Pertanyaan itu menggema dalam sebuah forum reflektif bertajuk “Aceh, Sengketa Wilayah, dan Krisis Kepemimpinan Politik”, yang digelar oleh Forum SAGOETV pada Rabu, 25 Juni 2025. Dipandu langsung oleh CEO SAGOETV, Dr. Mukhlisuddin Ilyas, M.Pd, diskusi ini mengumpulkan sembilan tokoh dari lintas latar: politikus, akademisi, jurnalis, ekonom, dan juga eks juru runding GAM.
Sejak awal, diskusi ini tak basa-basi. Tema yang diangkat bukan hanya hangat, tapi menyentuh nadi persoalan Aceh hari ini: tentang marwah, kepemimpinan, dan masa depan.
Jurnalis senior Adi Warsidi, misalnya, langsung menyorot media yang terlalu cepat memadamkan isu dengan dalih “tak ada potensi konflik.” Ia menegaskan, “Padahal bara dalam sekam itu masih ada. Bisa jadi generasi muda nanti akan menyalahkan kita karena gagal menjaga marwah dan keadilan bagi Aceh.”
Sementara itu, anggota Komisi III DPR RI, M. Nasir Djamil, mengaku pernah mendapat tekanan politik saat mengangkat isu ini di Senayan. Ia mengingatkan bahwa meski konteksnya dalam satu negara, jika dikelola salah, sengketa empat pulau bisa bernasib seperti Malvinas. “Kuncinya niat baik semua pihak. Kalau tidak, ini bisa jadi api dalam sekam yang lain.”
Dr. Amrizal J Prang, mantan biro hukum Setda Aceh, menyorot masalah struktural: Pemerintah Pusat dianggap terlalu sering mengambil keputusan strategis tanpa berkonsultasi dengan otoritas Aceh, meskipun UUPA jelas-jelas mengamanatkan mekanisme konsultatif. Pembentukan wilayah baru, revisi aturan sektoral, bahkan kebijakan transfer keuangan, semua kerap dilakukan secara sepihak.
Isu revisi UUPA pun ikut dibahas. Forum ini mewanti-wanti agar revisi tak dijadikan sekadar alat transaksional politik. “Jangan sampai UUPA hanya jadi instrumen tawar-menawar elite, tapi tak menyentuh kebutuhan rakyat Aceh yang sesungguhnya.”
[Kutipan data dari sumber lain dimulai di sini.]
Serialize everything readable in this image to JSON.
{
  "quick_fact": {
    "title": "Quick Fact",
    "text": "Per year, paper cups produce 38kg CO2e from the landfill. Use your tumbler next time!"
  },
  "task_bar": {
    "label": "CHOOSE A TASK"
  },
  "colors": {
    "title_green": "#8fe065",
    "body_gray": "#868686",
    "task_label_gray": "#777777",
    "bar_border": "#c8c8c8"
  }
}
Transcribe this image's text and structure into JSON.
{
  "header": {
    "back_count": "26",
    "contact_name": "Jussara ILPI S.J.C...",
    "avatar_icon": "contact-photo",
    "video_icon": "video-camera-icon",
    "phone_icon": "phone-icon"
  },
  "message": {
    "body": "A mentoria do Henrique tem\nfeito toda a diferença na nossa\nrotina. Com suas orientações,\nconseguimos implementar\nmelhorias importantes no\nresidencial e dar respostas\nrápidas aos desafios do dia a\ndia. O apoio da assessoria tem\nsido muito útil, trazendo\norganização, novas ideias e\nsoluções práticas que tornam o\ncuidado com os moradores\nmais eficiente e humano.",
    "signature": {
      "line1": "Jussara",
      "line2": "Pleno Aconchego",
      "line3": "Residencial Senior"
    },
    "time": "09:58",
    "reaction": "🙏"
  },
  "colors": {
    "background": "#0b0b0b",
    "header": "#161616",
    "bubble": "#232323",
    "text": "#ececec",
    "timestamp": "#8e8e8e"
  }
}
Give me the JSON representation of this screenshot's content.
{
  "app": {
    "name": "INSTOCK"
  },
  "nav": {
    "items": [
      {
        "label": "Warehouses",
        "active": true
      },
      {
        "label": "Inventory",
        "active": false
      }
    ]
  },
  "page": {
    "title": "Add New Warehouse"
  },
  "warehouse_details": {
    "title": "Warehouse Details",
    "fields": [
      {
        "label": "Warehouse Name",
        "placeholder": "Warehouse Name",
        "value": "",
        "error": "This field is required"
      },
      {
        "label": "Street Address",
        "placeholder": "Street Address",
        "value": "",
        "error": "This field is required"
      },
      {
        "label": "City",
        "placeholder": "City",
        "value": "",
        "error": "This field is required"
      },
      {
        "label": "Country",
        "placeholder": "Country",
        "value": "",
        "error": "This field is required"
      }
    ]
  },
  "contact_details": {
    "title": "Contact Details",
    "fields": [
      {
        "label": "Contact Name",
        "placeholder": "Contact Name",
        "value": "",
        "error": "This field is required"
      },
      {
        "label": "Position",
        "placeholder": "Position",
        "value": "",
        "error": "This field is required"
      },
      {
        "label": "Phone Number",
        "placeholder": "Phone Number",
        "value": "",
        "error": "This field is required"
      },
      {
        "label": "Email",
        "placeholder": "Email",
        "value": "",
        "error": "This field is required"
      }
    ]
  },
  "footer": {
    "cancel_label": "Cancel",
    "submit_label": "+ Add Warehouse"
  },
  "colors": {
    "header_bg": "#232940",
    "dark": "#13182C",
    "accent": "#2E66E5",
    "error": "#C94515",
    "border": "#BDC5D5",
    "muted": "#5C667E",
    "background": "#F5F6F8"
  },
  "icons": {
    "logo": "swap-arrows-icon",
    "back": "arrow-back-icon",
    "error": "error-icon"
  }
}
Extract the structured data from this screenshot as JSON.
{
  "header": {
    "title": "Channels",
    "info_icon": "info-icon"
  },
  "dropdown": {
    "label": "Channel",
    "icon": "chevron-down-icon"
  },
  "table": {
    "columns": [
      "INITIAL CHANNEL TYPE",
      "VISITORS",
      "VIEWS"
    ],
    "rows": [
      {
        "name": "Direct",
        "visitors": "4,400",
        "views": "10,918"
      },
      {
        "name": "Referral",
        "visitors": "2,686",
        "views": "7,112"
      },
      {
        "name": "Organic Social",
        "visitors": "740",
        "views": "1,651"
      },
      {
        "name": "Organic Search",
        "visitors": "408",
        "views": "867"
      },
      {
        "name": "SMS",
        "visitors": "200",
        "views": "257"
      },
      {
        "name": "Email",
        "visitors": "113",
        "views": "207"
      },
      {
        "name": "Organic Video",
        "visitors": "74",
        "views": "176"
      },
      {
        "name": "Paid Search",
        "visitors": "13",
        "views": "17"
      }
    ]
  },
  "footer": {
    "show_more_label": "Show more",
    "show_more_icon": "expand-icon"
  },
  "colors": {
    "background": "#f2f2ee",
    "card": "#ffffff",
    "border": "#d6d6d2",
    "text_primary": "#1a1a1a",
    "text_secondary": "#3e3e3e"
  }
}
Sosiolog UIN Ar-Raniry, Sahlan Hanafiah, mengingatkan bahwa konflik tak selalu muncul karena peta batas. Ketimpangan hukum, rasa kehilangan arah kepemimpinan, dan minimnya harapan dari elite lokal bisa menjadi bom waktu baru. “Kalau pusat terus menarik kewenangan tanpa empati, resistensi bisa tumbuh lagi dengan wajah berbeda.”
Salah satu suara yang menyejukkan datang dari Munawar Liza Zainal, mantan juru runding GAM di Helsinki. Ia mengingatkan agar masyarakat Aceh tidak mudah terjebak dalam narasi saling curiga. “Jangan gampang bilang orang boneka atau pengkhianat. Bahkan aparat TNI/Polri asal Aceh pun sebenarnya punya simpati besar terhadap nasib daerah ini, hanya saja mereka dibatasi oleh aturan dinas.”
Raihal Fajri dari Katahati Institut mengangkat soal branding. Aceh, menurutnya, punya potensi menjadi magnet seperti Bali. “Tapi seringkali Aceh tersudut hanya karena satu-dua kasus yang viral. Padahal secara umum, Aceh lebih damai.”
Forum ini juga menyoroti pentingnya peran komunitas sipil dan netizen. Di tengah keterbatasan aktor formal, kontrol publik dan narasi positif harus tetap hidup. Komunitas seperti PES, sebut salah satu pembicara, perlu diperkuat sebagai penjaga nalar publik dan kebijakan strategis.
Sebagai penutup, forum merumuskan empat rekomendasi penting:
Aceh butuh kesatuan sikap, bukan saling sikut menghadapi kebijakan pusat.
Revisi UUPA jangan dijadikan alat politik transaksional.
Keadilan hukum dan kekhususan Aceh harus ditegakkan sesuai amanat UUPA.
Perwakilan Aceh di pusat harus lebih vokal dan berani menjaga kepentingan rakyat, bukan hanya menjaga citra partai.
Empat pulau itu mungkin sudah “kembali” ke Aceh. Tapi pertanyaan yang lebih besar masih menunggu jawaban: Apakah Aceh siap menjaga rumahnya sendiri?